When you watch films about past centuries, there is one detail that can never be right: the teeth. In the Middle Ages or in the Wild West, people actually had many more gaps between their teeth. Even here in Europe they say that tourists from Germany in poor countries like Portugal in the 1970s saw a lot of young people who sadly were missing countless teeth. The reason for this was always caries and a lack of medical care. But what exactly is caries? Is it a single bacterium with which you get infected and then your teeth break?

How does caries develop?

In the last century, doctors initially thought that tooth decay could be caused by lactobacilli, which react with the carbohydrates in saliva to attack the surface of the teeth. Therefore, it was said at that time that parents should not give their children anything pre-chewed. Otherwise the bacteria would spread in their mouth.
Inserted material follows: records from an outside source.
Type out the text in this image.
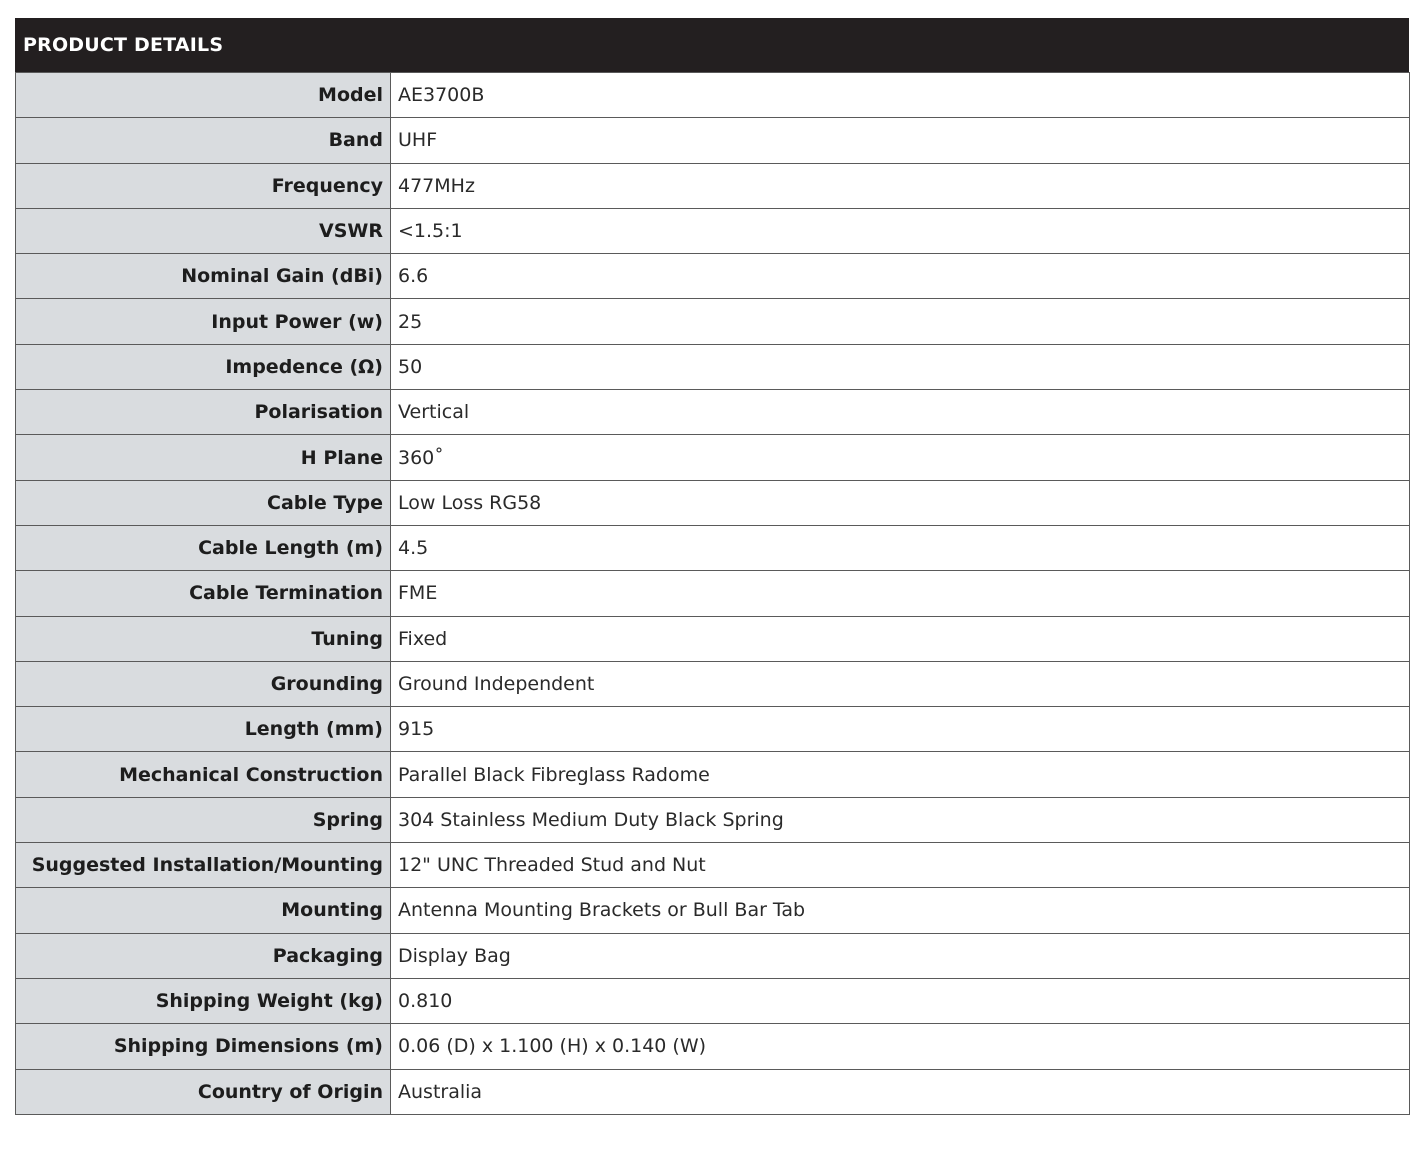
PRODUCT DETAILS
Model	AE3700B
Band	UHF
Frequency	477MHz
VSWR	<1.5:1
Nominal Gain (dBi)	6.6
Input Power (w)	25
Impedence (Ω)	50
Polarisation	Vertical
H Plane	360˚
Cable Type	Low Loss RG58
Cable Length (m)	4.5
Cable Termination	FME
Tuning	Fixed
Grounding	Ground Independent
Length (mm)	915
Mechanical Construction	Parallel Black Fibreglass Radome
Spring	304 Stainless Medium Duty Black Spring
Suggested Installation/Mounting	12" UNC Threaded Stud and Nut
Mounting	Antenna Mounting Brackets or Bull Bar Tab
Packaging	Display Bag
Shipping Weight (kg)	0.810
Shipping Dimensions (m)	0.06 (D) x 1.100 (H) x 0.140 (W)
Country of Origin	Australia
However, the expert for oral surgery Berlin explained to us that this is not quite true. Caries develops in a much more complex way. Basically, it is about promoting a selective oral flora by allowing people to eat unbalanced food.

In reality, there is a bacterium in the mouth that is considered the most dangerous caries pathogen: Streptococcus mutans. This bacterium is found in almost every oral flora. Even children will pick it up sooner or later, whether with or without parents.

The question of whether it then develops into caries is the result of a combination of several factors. On the one hand, it is true that every person has different levels of enamel for genetic reasons. This means that a certain concentration of bacteria in person A has no consequence whatsoever, while person B gets damage to the tooth.

In addition, there is the question of how many of these bacteria live permanently in the mouth. This number is controlled by nutrition. Streptococcus mutans, for example, is a classic sugar-eater. No complex carbohydrates, but the really pure sugar. Normally only a very small number of them are formed in the mouth. However, if you eat a very one-sided diet and consume a lot of sugar, you promote its reproduction over time. At the same time, the bacteria in the mouth, which fight Streptococcus mutans with their toxins, are reduced. Simply because they are starved for lack of nutrients.

Sugar is deposited on the teeth like a film. There, in turn, the bacteria can settle down like a cow in the pasture. The excretion products release acids which then slowly destroy the teeth.


How to prevent caries?

Eating little sugar is half the battle. And if you do, brush your teeth immediately after 30 minutes to rub the sugar film off your teeth. But most important is flossing. In most cases caries develops between the teeth. The brush cannot reach the food leftovers there. And so caries works its way from the side to the inside. This can only be seen by x-ray or only noticed when it is much too late. Only dental floss can successfully remove such residues from the spaces between the teeth. It is the best way to never get caries.